Jeffries certainly meets the “eccentric bad CEO” criteria now popular in TV shows, from WeCrashed to The Dropout to Super Pumped, and its depictions of millennial hustle culture (“Abercrombie was definitely doing work hard, play hard,” said Klayman.) But as titillating as it can be to focus on his oddities (his comically exaggerated plastic surgeries, for example), such focus can end up being “exculpatory”, said Klayman. “It kind of lets all of us, the collective, off the hook, not to mention the entire company that was facilitating this exclusionary vision for decades.
“It’s really convenient to put all the sins on Mike [Jeffries] and that era because he was so closely associated with the company’s rebirth in the 90s and early aughts,” she said. “And he definitely deserves real criticism, but it takes more than one guy to do what A&F did.”
Since Jeffries left in 2014, the company has changed tack.
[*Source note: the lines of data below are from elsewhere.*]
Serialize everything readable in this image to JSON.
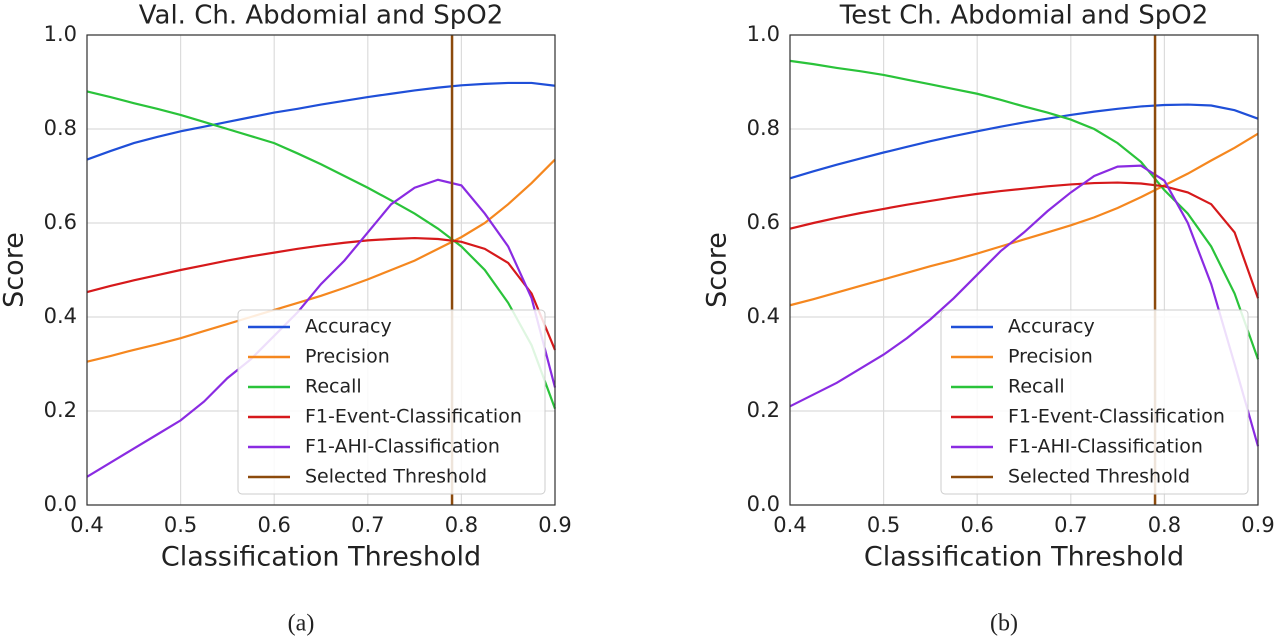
{
  "chart_data": [
    {
      "type": "line",
      "title": "Val. Ch. Abdomial and SpO2",
      "xlabel": "Classification Threshold",
      "ylabel": "Score",
      "caption": "(a)",
      "x": [
        0.4,
        0.425,
        0.45,
        0.475,
        0.5,
        0.525,
        0.55,
        0.575,
        0.6,
        0.625,
        0.65,
        0.675,
        0.7,
        0.725,
        0.75,
        0.775,
        0.8,
        0.825,
        0.85,
        0.875,
        0.9
      ],
      "xlim": [
        0.4,
        0.9
      ],
      "xticks": [
        0.4,
        0.5,
        0.6,
        0.7,
        0.8,
        0.9
      ],
      "ylim": [
        0,
        1
      ],
      "yticks": [
        {
          "value": 0,
          "label": "0.0"
        },
        0.2,
        0.4,
        0.6,
        0.8,
        {
          "value": 1,
          "label": "1.0"
        }
      ],
      "grid": true,
      "legend": "lower right",
      "series": [
        {
          "name": "Accuracy",
          "color": "#1f4fd8",
          "values": [
            0.735,
            0.753,
            0.77,
            0.783,
            0.795,
            0.805,
            0.815,
            0.825,
            0.835,
            0.843,
            0.852,
            0.86,
            0.868,
            0.875,
            0.882,
            0.888,
            0.893,
            0.896,
            0.898,
            0.898,
            0.892
          ]
        },
        {
          "name": "Precision",
          "color": "#f5871f",
          "values": [
            0.305,
            0.317,
            0.33,
            0.342,
            0.355,
            0.37,
            0.385,
            0.4,
            0.415,
            0.43,
            0.445,
            0.462,
            0.48,
            0.5,
            0.52,
            0.545,
            0.57,
            0.6,
            0.64,
            0.685,
            0.735
          ]
        },
        {
          "name": "Recall",
          "color": "#2ac33a",
          "values": [
            0.88,
            0.868,
            0.855,
            0.843,
            0.83,
            0.815,
            0.8,
            0.785,
            0.77,
            0.748,
            0.725,
            0.7,
            0.675,
            0.648,
            0.62,
            0.588,
            0.55,
            0.5,
            0.43,
            0.34,
            0.205
          ]
        },
        {
          "name": "F1-Event-Classification",
          "color": "#d6191b",
          "values": [
            0.453,
            0.466,
            0.478,
            0.489,
            0.5,
            0.51,
            0.52,
            0.529,
            0.537,
            0.545,
            0.552,
            0.558,
            0.563,
            0.566,
            0.568,
            0.566,
            0.56,
            0.545,
            0.515,
            0.45,
            0.33
          ]
        },
        {
          "name": "F1-AHI-Classification",
          "color": "#8a2be2",
          "values": [
            0.06,
            0.09,
            0.12,
            0.15,
            0.18,
            0.22,
            0.27,
            0.31,
            0.36,
            0.41,
            0.47,
            0.52,
            0.58,
            0.64,
            0.675,
            0.692,
            0.68,
            0.62,
            0.55,
            0.44,
            0.25
          ]
        }
      ],
      "threshold": {
        "name": "Selected Threshold",
        "value": 0.79,
        "color": "#8c4a0c"
      }
    },
    {
      "type": "line",
      "title": "Test Ch. Abdomial and SpO2",
      "xlabel": "Classification Threshold",
      "ylabel": "Score",
      "caption": "(b)",
      "x": [
        0.4,
        0.425,
        0.45,
        0.475,
        0.5,
        0.525,
        0.55,
        0.575,
        0.6,
        0.625,
        0.65,
        0.675,
        0.7,
        0.725,
        0.75,
        0.775,
        0.8,
        0.825,
        0.85,
        0.875,
        0.9
      ],
      "xlim": [
        0.4,
        0.9
      ],
      "xticks": [
        0.4,
        0.5,
        0.6,
        0.7,
        0.8,
        0.9
      ],
      "ylim": [
        0,
        1
      ],
      "yticks": [
        {
          "value": 0,
          "label": "0.0"
        },
        0.2,
        0.4,
        0.6,
        0.8,
        {
          "value": 1,
          "label": "1.0"
        }
      ],
      "grid": true,
      "legend": "lower right",
      "series": [
        {
          "name": "Accuracy",
          "color": "#1f4fd8",
          "values": [
            0.695,
            0.71,
            0.724,
            0.737,
            0.75,
            0.762,
            0.774,
            0.785,
            0.795,
            0.805,
            0.814,
            0.822,
            0.83,
            0.837,
            0.843,
            0.848,
            0.851,
            0.852,
            0.85,
            0.84,
            0.822
          ]
        },
        {
          "name": "Precision",
          "color": "#f5871f",
          "values": [
            0.425,
            0.438,
            0.452,
            0.466,
            0.48,
            0.494,
            0.508,
            0.521,
            0.535,
            0.55,
            0.565,
            0.58,
            0.595,
            0.612,
            0.632,
            0.655,
            0.68,
            0.705,
            0.733,
            0.76,
            0.79
          ]
        },
        {
          "name": "Recall",
          "color": "#2ac33a",
          "values": [
            0.945,
            0.938,
            0.93,
            0.923,
            0.915,
            0.905,
            0.895,
            0.885,
            0.875,
            0.862,
            0.848,
            0.835,
            0.82,
            0.8,
            0.77,
            0.73,
            0.67,
            0.62,
            0.55,
            0.45,
            0.31
          ]
        },
        {
          "name": "F1-Event-Classification",
          "color": "#d6191b",
          "values": [
            0.588,
            0.6,
            0.611,
            0.621,
            0.63,
            0.639,
            0.647,
            0.655,
            0.662,
            0.668,
            0.673,
            0.678,
            0.682,
            0.685,
            0.686,
            0.684,
            0.678,
            0.665,
            0.64,
            0.58,
            0.44
          ]
        },
        {
          "name": "F1-AHI-Classification",
          "color": "#8a2be2",
          "values": [
            0.21,
            0.235,
            0.26,
            0.29,
            0.32,
            0.355,
            0.395,
            0.44,
            0.49,
            0.54,
            0.58,
            0.625,
            0.665,
            0.7,
            0.72,
            0.722,
            0.69,
            0.6,
            0.47,
            0.3,
            0.125
          ]
        }
      ],
      "threshold": {
        "name": "Selected Threshold",
        "value": 0.79,
        "color": "#8c4a0c"
      }
    }
  ]
}
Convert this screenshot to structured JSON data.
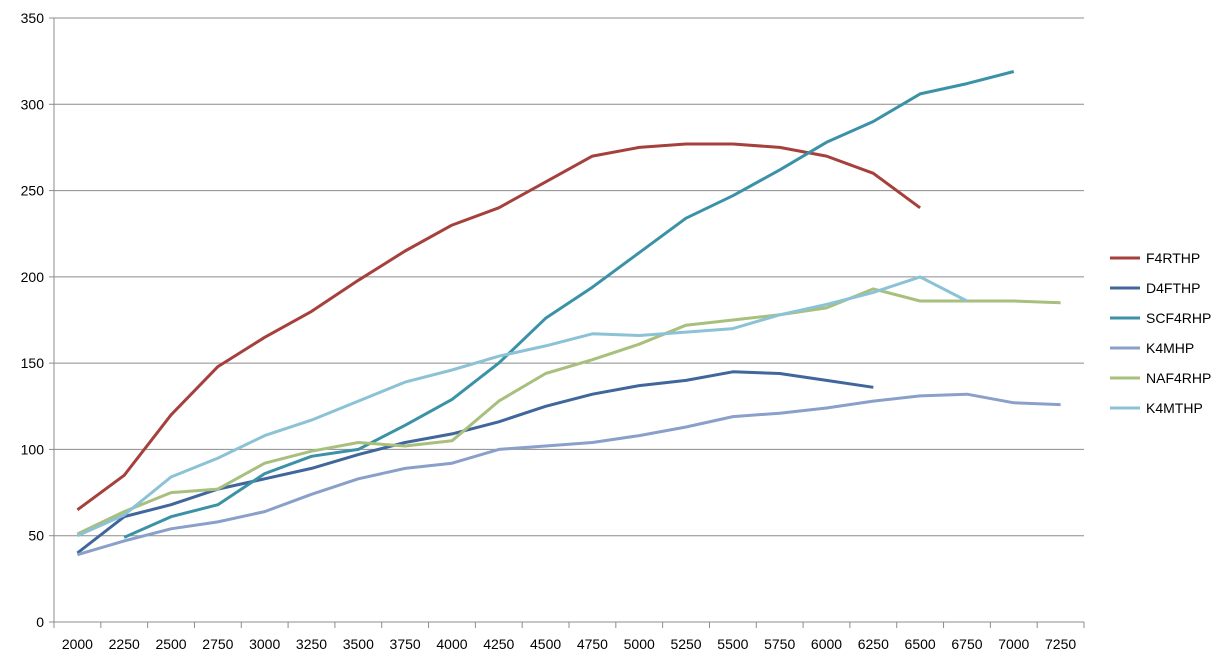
{
  "chart_data": {
    "type": "line",
    "title": "",
    "xlabel": "",
    "ylabel": "",
    "categories": [
      "2000",
      "2250",
      "2500",
      "2750",
      "3000",
      "3250",
      "3500",
      "3750",
      "4000",
      "4250",
      "4500",
      "4750",
      "5000",
      "5250",
      "5500",
      "5750",
      "6000",
      "6250",
      "6500",
      "6750",
      "7000",
      "7250"
    ],
    "ylim": [
      0,
      350
    ],
    "yticks": [
      "0",
      "50",
      "100",
      "150",
      "200",
      "250",
      "300",
      "350"
    ],
    "grid": true,
    "legend_position": "right",
    "series": [
      {
        "name": "F4RTHP",
        "color": "#A5403D",
        "values": [
          65,
          85,
          120,
          148,
          165,
          180,
          198,
          215,
          230,
          240,
          255,
          270,
          275,
          277,
          277,
          275,
          270,
          260,
          240,
          null,
          null,
          null
        ]
      },
      {
        "name": "D4FTHP",
        "color": "#40669B",
        "values": [
          40,
          61,
          68,
          77,
          83,
          89,
          97,
          104,
          109,
          116,
          125,
          132,
          137,
          140,
          145,
          144,
          140,
          136,
          null,
          null,
          null,
          null
        ]
      },
      {
        "name": "SCF4RHP",
        "color": "#3B92A6",
        "values": [
          null,
          49,
          61,
          68,
          86,
          96,
          100,
          114,
          129,
          150,
          176,
          194,
          214,
          234,
          247,
          262,
          278,
          290,
          306,
          312,
          319,
          null
        ]
      },
      {
        "name": "K4MHP",
        "color": "#8A9FC9",
        "values": [
          39,
          47,
          54,
          58,
          64,
          74,
          83,
          89,
          92,
          100,
          102,
          104,
          108,
          113,
          119,
          121,
          124,
          128,
          131,
          132,
          127,
          126
        ]
      },
      {
        "name": "NAF4RHP",
        "color": "#A8BF7E",
        "values": [
          51,
          64,
          75,
          77,
          92,
          99,
          104,
          102,
          105,
          128,
          144,
          152,
          161,
          172,
          175,
          178,
          182,
          193,
          186,
          186,
          186,
          185
        ]
      },
      {
        "name": "K4MTHP",
        "color": "#8CC2D5",
        "values": [
          50,
          62,
          84,
          95,
          108,
          117,
          128,
          139,
          146,
          154,
          160,
          167,
          166,
          168,
          170,
          178,
          184,
          191,
          200,
          186,
          null,
          null
        ]
      }
    ]
  }
}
Under CEO Fran Horowitz, appointed in 2017, the company’s sales have rebounded from its mid-2010s nadir and a rebrand of its image to one of inclusivity, one more in line with the politics of Gen Z. “We run a company very focused on diversity and inclusion,” Horowitz has said. The company has developed a cult following for its Curve Love jeans in a range of sizes.
Their marketing now “puts them in line with what good business looks like today”, said Klayman. But “it’s important to talk about it holistically, and I don’t know how much they’ve truly reckoned with their past”. That reckoning, the film ultimately argues, goes beyond a corporate rebrand; the brand was not so much exceptional as illustrative. It was not the pioneer of exclusivity nor whiteness but, for a time, one of the best at profiting on it – which, to be fair, is pretty classically all-American.